Ich ließ es zu. Dieser Mensch war ein kleiner Held, denn ich hatte genau dieses Zeichen gebraucht.
Ich schaff das.
Ich setzte mich wieder in Bewegung.
Der Kirschbaum war gar nicht weit weg von meinem Zuhause. Er stand an der Stadtgrenze, direkt an einem Wald. Wir hatten so viel Zeit unter dem Baum, aber auch in dem Wald verbracht. Bela und ich hatten selten unsere Freizeit auf Spielplätzen verbracht. Stattdessen waren wir richtige Naturkinder gewesen, die abends voller Dreck nach Hause gekommen waren.
Es war eine wirklich glückliche Zeit gewesen und ich fragte mich, wieso diese Freundschaft nicht gehalten hatte. Was Bela und ich gehabt hatten, war so kostbar gewesen und wir hatten nicht genug darauf aufgepasst.
Es war nicht einmal ein bewusste Entscheidung gewesen. Ich war nie an dem Punkt gewesen, an dem ich gesagt hatte: Jetzt möchte ich nicht mehr mit Bela befreundet sein.
Es war einfach so geschehen. Wie das Leben eben so ist. Es passiert einfach.
Ich erreichte den Baum und stellte erfreut fest, dass er in voller Blüte stand. Die rosafarbenen Blüten sahen aus, wie aus einem Märchenfilm. Fast schon surreal.
Doch unter dem Baum war niemand.
Ich sah auf mein Handy. Er hatte noch 5 Minuten. Ich war mich nicht einmal sicher, ob ich wollte, dass er auftauchte oder nicht.
Ich ärgerte mich über mich selber, dass ich zu früh war. Es war immer blöd, wenn man die Person war, die sinnlos in der Gegend herumstand und warten musste.

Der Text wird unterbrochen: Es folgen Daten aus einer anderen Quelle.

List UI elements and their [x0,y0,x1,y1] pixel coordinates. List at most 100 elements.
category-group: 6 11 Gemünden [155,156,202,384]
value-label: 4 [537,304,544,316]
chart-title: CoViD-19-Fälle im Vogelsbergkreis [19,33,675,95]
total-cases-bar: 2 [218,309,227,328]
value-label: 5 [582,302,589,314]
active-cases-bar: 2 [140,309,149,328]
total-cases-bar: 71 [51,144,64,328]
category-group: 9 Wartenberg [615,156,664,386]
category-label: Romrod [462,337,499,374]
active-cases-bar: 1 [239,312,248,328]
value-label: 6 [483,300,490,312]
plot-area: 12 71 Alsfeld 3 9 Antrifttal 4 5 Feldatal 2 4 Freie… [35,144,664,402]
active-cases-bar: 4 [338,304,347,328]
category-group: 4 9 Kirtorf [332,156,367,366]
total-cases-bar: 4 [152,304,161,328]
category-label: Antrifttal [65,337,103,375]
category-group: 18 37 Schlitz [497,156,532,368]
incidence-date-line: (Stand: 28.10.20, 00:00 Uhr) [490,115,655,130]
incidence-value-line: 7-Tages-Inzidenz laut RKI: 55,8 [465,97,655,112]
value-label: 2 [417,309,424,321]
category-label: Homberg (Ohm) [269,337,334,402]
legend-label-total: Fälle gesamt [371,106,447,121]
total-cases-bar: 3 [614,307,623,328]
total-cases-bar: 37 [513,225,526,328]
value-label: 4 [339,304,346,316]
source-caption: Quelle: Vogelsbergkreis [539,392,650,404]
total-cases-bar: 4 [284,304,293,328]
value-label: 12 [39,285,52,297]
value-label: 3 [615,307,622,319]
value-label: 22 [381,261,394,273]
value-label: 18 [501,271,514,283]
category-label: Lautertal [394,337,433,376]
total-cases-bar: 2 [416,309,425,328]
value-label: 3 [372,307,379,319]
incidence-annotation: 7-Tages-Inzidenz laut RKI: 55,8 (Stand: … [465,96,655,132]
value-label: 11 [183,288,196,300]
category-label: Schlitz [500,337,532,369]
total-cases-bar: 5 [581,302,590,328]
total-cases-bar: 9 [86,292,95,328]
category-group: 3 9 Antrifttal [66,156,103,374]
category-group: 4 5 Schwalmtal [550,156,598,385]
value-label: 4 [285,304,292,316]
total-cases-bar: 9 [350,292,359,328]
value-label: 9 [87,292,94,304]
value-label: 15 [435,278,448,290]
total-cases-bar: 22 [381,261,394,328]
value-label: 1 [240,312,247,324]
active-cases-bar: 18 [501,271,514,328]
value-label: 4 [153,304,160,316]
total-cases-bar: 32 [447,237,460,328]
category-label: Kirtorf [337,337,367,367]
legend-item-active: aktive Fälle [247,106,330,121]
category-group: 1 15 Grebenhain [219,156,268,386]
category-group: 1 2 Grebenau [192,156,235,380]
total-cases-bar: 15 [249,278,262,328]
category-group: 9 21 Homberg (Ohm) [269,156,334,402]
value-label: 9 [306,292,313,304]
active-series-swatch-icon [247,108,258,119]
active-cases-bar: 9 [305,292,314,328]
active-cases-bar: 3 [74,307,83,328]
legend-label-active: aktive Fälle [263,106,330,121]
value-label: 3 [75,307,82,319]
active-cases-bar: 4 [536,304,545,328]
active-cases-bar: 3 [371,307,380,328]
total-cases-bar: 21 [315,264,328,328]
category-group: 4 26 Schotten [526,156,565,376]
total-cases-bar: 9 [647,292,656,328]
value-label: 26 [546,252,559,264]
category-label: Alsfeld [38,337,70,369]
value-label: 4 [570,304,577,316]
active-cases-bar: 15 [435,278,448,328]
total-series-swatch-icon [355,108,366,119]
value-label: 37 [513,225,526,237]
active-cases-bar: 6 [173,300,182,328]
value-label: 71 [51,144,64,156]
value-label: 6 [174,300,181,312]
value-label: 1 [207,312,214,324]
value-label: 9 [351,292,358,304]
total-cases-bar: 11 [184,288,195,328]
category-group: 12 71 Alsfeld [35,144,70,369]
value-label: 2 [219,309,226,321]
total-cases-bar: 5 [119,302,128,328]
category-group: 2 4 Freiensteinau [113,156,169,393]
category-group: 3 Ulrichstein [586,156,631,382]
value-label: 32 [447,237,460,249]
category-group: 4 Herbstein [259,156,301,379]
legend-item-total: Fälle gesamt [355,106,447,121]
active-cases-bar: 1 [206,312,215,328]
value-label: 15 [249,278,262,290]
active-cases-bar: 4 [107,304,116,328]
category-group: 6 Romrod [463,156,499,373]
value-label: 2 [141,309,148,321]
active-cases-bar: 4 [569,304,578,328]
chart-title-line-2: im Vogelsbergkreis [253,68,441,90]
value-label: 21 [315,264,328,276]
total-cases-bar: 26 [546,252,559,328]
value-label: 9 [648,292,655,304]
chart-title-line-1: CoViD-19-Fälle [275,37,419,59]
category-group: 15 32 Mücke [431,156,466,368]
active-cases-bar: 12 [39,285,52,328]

Es fühlte sich an, als hätte ich ein Blind Date. Denn ich wusste wirklich nicht, was ich zu erwarten hatte. Wir hatten dieses Treffen von 10 Jahren ausgemacht.
Ich spürte wie meine Hände schwitzig wurden. Hoffentlich kam er nicht auf die Idee mir zur Begrüßung die Hand zu schütteln. Falls er überhaupt auftauchen würde.
Noch 2 Minuten.
Der Himmel war wunderschön blau. Als würde man ihn gerade frisch angemalt haben. Es war das erste Mal seit Monaten, dass wir so gutes Wetter hatten.
Noch eine Minute.
Ich sah mich um, doch da war niemand.
Was hatte ich auch erwartet? Es war lächerlich, dass ich hierher gekommen war. Es war doch nur die Idee von zwei Grundschulkindern gewesen. Wie hatte ich glauben können, dass Bela hier tatsächlich auftauchen würde?
"Lilly?"
Vor Schreck fiel mein Handy zu Boden. Statt es aufzuheben, drehte ich mich jedoch erst einmal um. Ich wollte unbedingt sehen, wie er aussah.